The compounding of colonialist sentiment and practice against the indigenous population has spurred resentment and division for thousands of years, and understandably so. As colonialist endeavour pioneered the fossil fuel economy, the dispossession of indigenous land became increasingly common in the search for energy sources. Colonial legacies of eradication, dispossession, assimilation and racism continue to impact the lived realities of Aboriginal peoples. Various links to human rights abuses from the fossil fuel industry have done little to quell the continued accusations of colonialist-like practice.
It is no secret that there is big business in non-renewable energy resources. Australia happens to be one of the most invested countries in the fossil fuel trade, deriving the bulk of its energy from burning coal – a fuel that last year was its largest export earner. Australia accounts for 1.3 per cent of global greenhouse gas emissions and is the fourth-largest coal producer, behind China, India, and the United States. In essence, Australia continues to profit from using energy sources that contribute heavily to Global Carbon Emissions at the expense of others.
This has been brought into painful perspective, as even though Australia has been ravaged by bushfires linked to climate change, it is the poorest countries in the world which contribute the least to global heating that feel the effects foremost. Small countries such as the Bahamas – responsible for just 0.02 per cent of global emissions – has repeatedly fallen victim to extreme weather, and faces slower-moving threats such as sea-level rises. Others include the Maldives, Vanuatu, and Tuvalu (both East of Australia). Tellingly, an Oxfam report found that the average Brit will emit more carbon in the first two weeks of 2020 than the citizens of seven African nations emit in an entire year.
Yet, despite Australia’s substantial contributions to the global climate crisis, its government continues to exemplify the contrast in how first-world countries and developing nations around the world respond to the concurrent refugee crisis – one that is inevitably exacerbated by climate change. Australia has acted most egregiously via the use of offshore internment camps on the islands of Manus and Republic of Nauru for holding refugees. This has cost several lives, the mental and physical health of thousands of refugees and billions of dollars, as well as numerous cases of inhumane treatment and abuses. Evidently, it is the countries which contribute the most towards carbon emissions and climate change, that refuse to support and protect those as a result of their actions.
Thankfully, there are examples of other countries who are willing to deal with the crisis at hand, rather than ignoring the suffering of thousands.

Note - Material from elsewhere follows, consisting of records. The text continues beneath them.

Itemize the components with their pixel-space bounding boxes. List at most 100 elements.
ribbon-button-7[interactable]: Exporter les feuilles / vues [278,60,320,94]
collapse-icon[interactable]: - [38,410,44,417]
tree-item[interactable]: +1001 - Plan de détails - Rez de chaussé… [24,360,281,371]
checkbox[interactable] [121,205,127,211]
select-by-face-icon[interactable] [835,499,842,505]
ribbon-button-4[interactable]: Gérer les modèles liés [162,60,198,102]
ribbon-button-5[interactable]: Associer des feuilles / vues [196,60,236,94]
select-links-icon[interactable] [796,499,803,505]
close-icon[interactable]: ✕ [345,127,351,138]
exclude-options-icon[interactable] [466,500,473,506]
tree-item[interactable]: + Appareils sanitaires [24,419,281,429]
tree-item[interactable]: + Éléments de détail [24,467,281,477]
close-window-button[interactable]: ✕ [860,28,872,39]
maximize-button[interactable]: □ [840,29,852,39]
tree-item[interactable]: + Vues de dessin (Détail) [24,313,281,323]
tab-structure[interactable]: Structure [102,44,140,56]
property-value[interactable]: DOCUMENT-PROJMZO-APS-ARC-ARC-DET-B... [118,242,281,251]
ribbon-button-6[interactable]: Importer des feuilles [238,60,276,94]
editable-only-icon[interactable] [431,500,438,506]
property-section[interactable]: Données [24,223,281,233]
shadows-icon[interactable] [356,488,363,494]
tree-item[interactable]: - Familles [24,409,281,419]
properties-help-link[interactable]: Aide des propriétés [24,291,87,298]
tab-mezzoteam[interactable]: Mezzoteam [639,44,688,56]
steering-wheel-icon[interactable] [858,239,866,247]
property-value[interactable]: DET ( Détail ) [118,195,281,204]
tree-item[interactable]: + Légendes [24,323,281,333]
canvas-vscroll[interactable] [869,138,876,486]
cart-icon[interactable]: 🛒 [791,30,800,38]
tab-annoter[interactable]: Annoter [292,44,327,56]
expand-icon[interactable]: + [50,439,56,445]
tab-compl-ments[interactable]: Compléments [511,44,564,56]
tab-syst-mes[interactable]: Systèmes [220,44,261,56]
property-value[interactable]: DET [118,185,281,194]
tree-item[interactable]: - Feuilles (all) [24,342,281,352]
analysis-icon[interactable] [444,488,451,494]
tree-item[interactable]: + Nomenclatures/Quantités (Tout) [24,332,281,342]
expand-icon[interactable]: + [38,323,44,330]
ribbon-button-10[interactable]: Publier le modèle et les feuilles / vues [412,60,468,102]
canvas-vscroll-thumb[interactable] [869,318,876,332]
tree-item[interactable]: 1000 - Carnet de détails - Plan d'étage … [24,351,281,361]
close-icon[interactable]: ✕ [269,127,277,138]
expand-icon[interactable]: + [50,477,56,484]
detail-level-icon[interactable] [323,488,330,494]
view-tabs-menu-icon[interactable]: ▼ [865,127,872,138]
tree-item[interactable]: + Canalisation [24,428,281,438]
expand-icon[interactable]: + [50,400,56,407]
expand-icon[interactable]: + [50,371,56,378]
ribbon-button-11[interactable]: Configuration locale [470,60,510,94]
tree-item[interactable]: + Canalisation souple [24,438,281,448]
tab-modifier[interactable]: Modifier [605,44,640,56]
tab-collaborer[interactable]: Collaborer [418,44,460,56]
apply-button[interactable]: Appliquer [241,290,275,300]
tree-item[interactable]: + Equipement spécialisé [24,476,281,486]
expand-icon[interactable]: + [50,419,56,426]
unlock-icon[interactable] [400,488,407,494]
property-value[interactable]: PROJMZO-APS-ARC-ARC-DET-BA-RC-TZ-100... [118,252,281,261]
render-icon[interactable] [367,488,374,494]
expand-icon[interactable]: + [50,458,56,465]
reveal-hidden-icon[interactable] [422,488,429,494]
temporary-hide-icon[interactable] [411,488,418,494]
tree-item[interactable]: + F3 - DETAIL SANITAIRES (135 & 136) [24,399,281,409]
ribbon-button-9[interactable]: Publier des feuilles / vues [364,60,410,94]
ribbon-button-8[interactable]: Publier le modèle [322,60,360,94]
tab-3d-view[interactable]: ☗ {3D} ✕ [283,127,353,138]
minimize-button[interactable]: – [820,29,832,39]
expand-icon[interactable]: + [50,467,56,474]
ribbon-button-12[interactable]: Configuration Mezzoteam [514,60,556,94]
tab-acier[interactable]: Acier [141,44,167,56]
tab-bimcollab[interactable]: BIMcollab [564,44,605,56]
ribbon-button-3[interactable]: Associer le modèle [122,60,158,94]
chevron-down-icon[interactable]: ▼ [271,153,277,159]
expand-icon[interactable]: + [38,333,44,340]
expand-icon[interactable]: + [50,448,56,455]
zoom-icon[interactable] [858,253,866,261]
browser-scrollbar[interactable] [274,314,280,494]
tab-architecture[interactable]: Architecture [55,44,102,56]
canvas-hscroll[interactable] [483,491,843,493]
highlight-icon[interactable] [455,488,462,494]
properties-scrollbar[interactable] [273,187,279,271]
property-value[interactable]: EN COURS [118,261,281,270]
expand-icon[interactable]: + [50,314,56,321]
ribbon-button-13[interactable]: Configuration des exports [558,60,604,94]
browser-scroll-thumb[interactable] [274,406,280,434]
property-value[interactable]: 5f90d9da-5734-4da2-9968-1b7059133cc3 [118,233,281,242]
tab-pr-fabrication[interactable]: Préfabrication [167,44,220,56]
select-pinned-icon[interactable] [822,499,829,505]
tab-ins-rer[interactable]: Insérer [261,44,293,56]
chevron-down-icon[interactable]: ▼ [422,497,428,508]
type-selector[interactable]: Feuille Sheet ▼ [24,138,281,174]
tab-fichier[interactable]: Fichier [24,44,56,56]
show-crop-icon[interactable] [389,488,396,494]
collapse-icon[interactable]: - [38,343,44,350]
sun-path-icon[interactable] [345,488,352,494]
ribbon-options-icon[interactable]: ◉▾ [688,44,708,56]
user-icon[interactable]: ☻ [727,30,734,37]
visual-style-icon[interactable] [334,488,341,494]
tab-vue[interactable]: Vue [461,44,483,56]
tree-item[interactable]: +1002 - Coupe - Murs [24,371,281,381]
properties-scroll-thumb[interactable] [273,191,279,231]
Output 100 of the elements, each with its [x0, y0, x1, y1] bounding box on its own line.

This includes the efforts of far lower-income countries such as Uganda, Ethiopia and Columbia, all of whom have stepped up to welcoming and allowing refugees to work and move freely within their countries. Those that continue to evade responsibility include the likes of the US, with a zero-tolerance policy at its Southern border, as well as the European Union’s indecision which has left 40,000 refugees stranded on various Greek Islands.
It is easy to become defeatist in the face of Western indifference, irresponsibility and often cruelty whilst at the whim of governments that continuously exploit the planet in the pursuit of profit. Yet, on the contrary, government policy can dramatically pave the way towards a low-carbon future. This means businesses must support progressive climate policies and must get behind those who work tirelessly to promote their implementation. It is possible to spark real change by backing those who promise a radical shift in policy, prioritise a green revolution, and who wish to tackle global inequality.